By Dan Bernstein–
CBSChicago.com senior columnist

(CBS) There’s nothing the Bulls can do about their best player becoming their worst player.

No lineup change or strategy, no play calls or tweaks to the rotation, no team meetings or effort or energy or leadership can make up for it. Nothing fixes that, and that’s what’s wrong with the Bulls. Jimmy Butler can plant his flag wherever he wants, but nothing he says or does really matters.

Derrick Rose isn’t just something less than what he used to be. He’s now only a marginal NBA player who’s nevertheless still allowed full opportunity to affect games negatively.

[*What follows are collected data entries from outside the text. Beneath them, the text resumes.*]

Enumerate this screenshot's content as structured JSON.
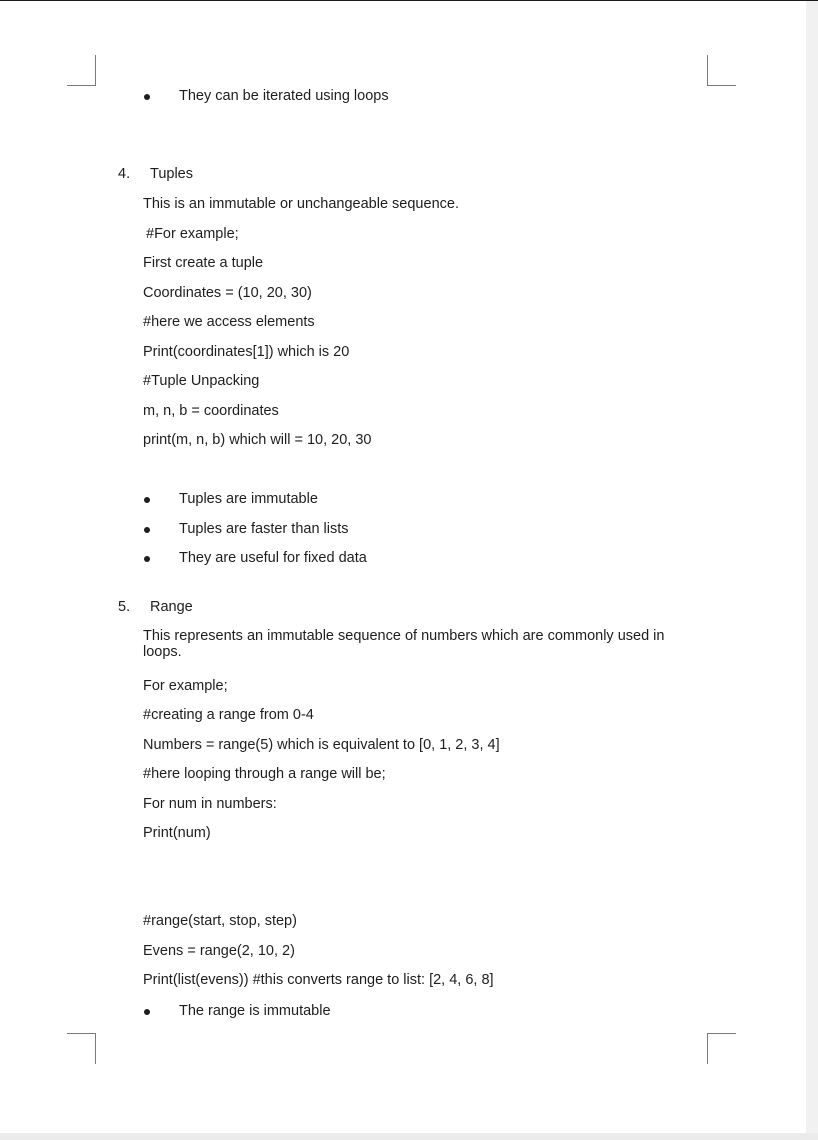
{
  "document": {
    "top_bullets": [
      "They can be iterated using loops"
    ],
    "section4": {
      "number": "4.",
      "title": "Tuples",
      "lines": [
        "This is an immutable or unchangeable sequence.",
        "#For example;",
        "First create a tuple",
        "Coordinates = (10, 20, 30)",
        "#here we access elements",
        "Print(coordinates[1]) which is 20",
        "#Tuple Unpacking",
        "m, n, b = coordinates",
        "print(m, n, b) which will = 10, 20, 30"
      ],
      "bullets": [
        "Tuples are immutable",
        "Tuples are faster than lists",
        "They are useful for fixed data"
      ]
    },
    "section5": {
      "number": "5.",
      "title": "Range",
      "intro": "This represents an immutable sequence of numbers which are commonly used in loops.",
      "lines": [
        "For example;",
        "#creating a range from 0-4",
        "Numbers = range(5) which is equivalent to [0, 1, 2, 3, 4]",
        "#here looping through a range will be;",
        "For num in numbers:",
        "Print(num)"
      ],
      "lines2": [
        "#range(start, stop, step)",
        "Evens = range(2, 10, 2)",
        "Print(list(evens)) #this converts range to list: [2, 4, 6, 8]"
      ],
      "bullets": [
        "The range is immutable"
      ]
    }
  }
}
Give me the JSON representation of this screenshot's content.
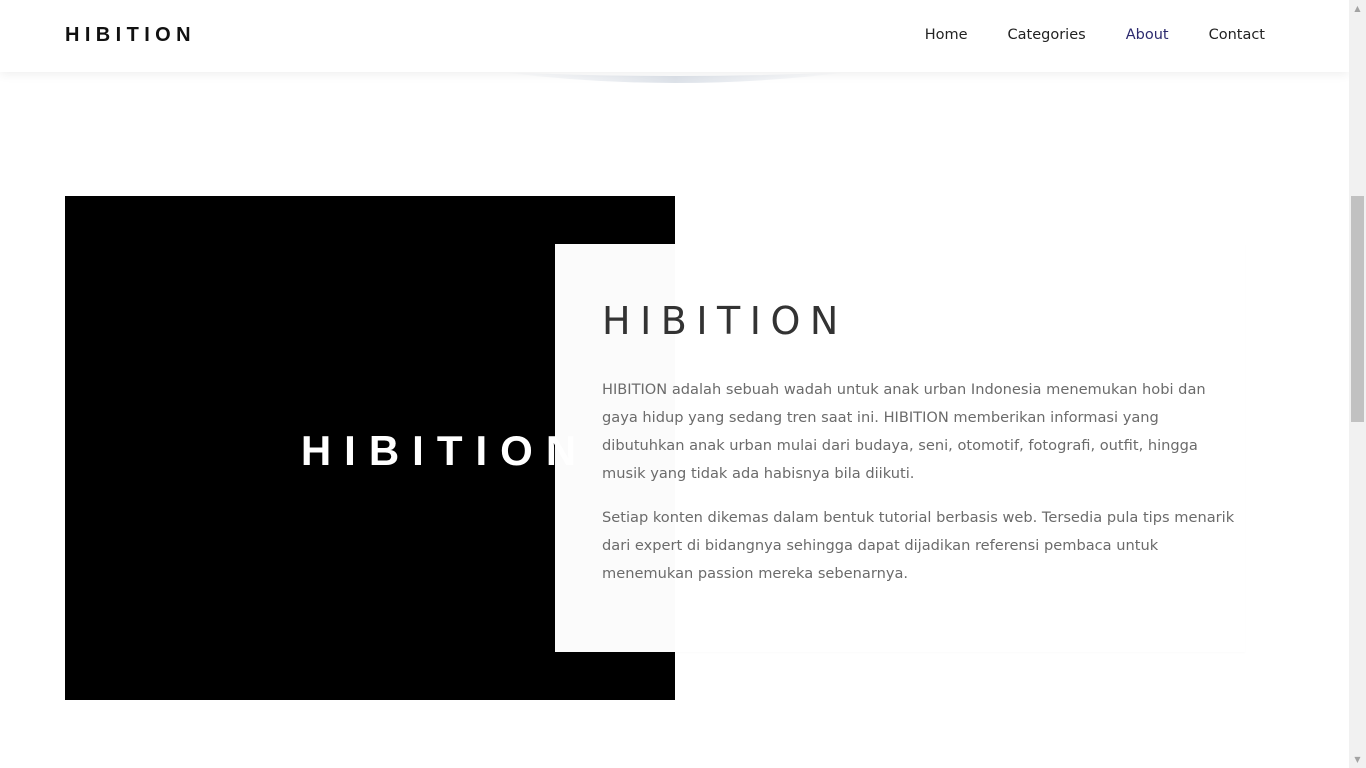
{
  "header": {
    "brand": "HIBITION",
    "nav": [
      {
        "label": "Home",
        "active": false
      },
      {
        "label": "Categories",
        "active": false
      },
      {
        "label": "About",
        "active": true
      },
      {
        "label": "Contact",
        "active": false
      }
    ],
    "active_color": "#2c2a6e"
  },
  "about": {
    "image_logo_text": "HIBITION",
    "title": "HIBITION",
    "paragraphs": [
      "HIBITION adalah sebuah wadah untuk anak urban Indonesia menemukan hobi dan gaya hidup yang sedang tren saat ini. HIBITION memberikan informasi yang dibutuhkan anak urban mulai dari budaya, seni, otomotif, fotografi, outfit, hingga musik yang tidak ada habisnya bila diikuti.",
      "Setiap konten dikemas dalam bentuk tutorial berbasis web. Tersedia pula tips menarik dari expert di bidangnya sehingga dapat dijadikan referensi pembaca untuk menemukan passion mereka sebenarnya."
    ]
  },
  "scrollbar": {
    "up_icon": "triangle-up",
    "down_icon": "triangle-down"
  }
}
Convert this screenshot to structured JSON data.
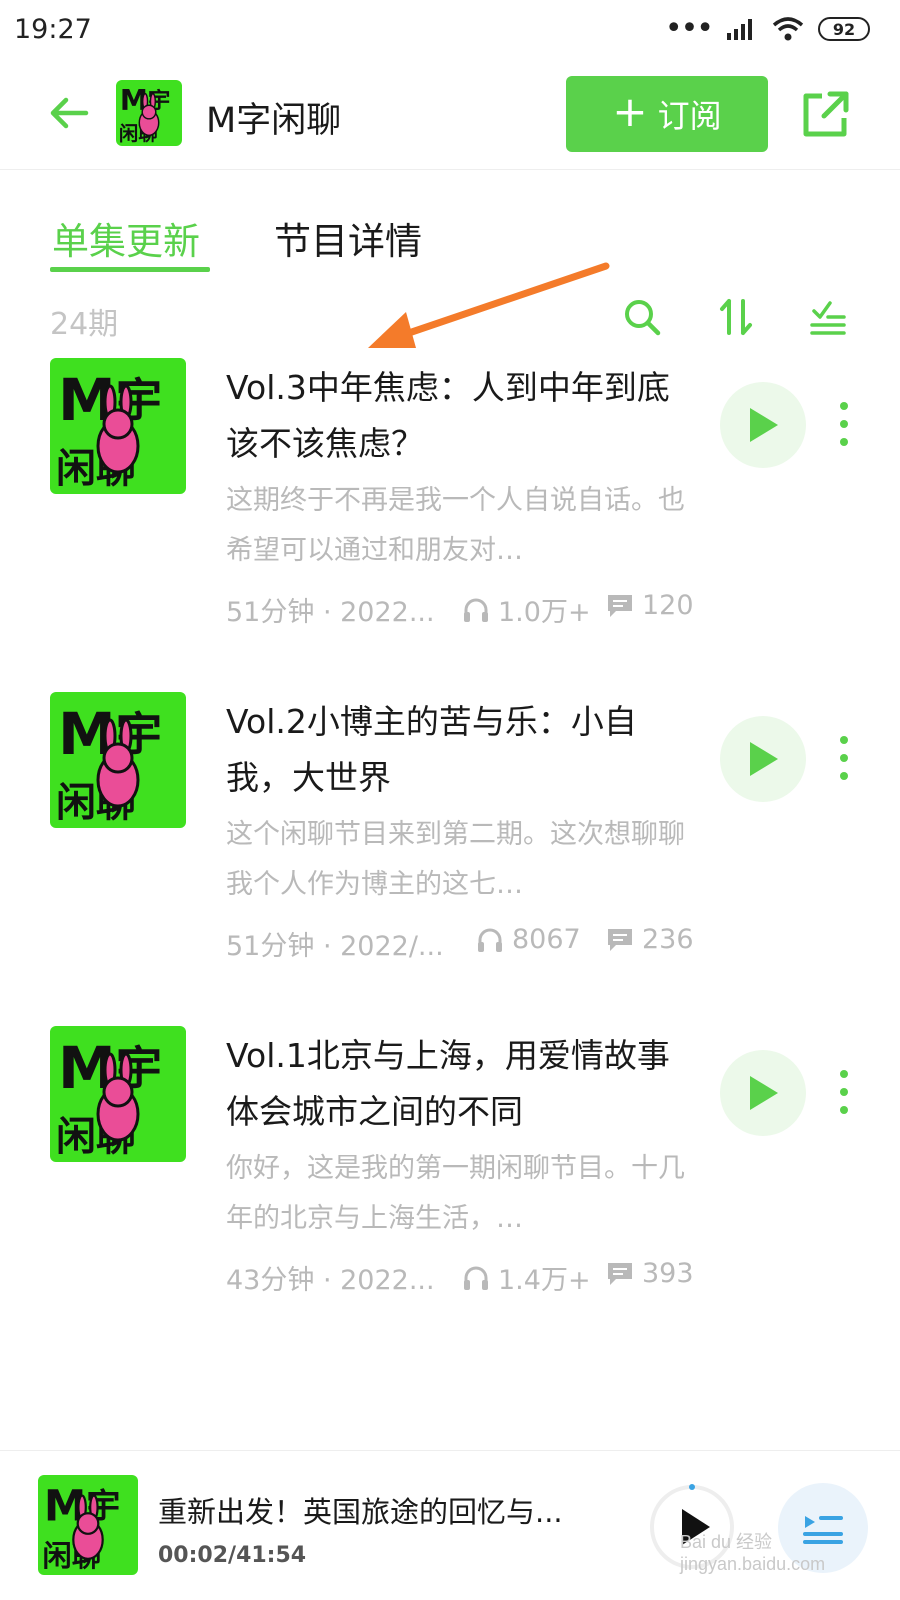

Basketball Reference calculates win shares, an all-encompassing statistic to determine objective value. There are 434 qualified NBA players this season, and Rose is 425th, at -0.3. ESPN uses RPM (Real Plus/Minus), which assesses on-court impact on team performance, measured in net point differential per 100 offensive and defensive possessions, taking into account teammates, opponents and additional factors.

Of 422 qualified by that metric, Rose is No. 417, at -5.37. Among point guards, he is 81st out of 83.

Butler feels empowered for a reason, with the numbers backing him up. He’s ninth in the league in win shares at 4.0 and 12th in RPM at 5.06 — that’s second among NBA shooting guards, only .06 behind James Harden.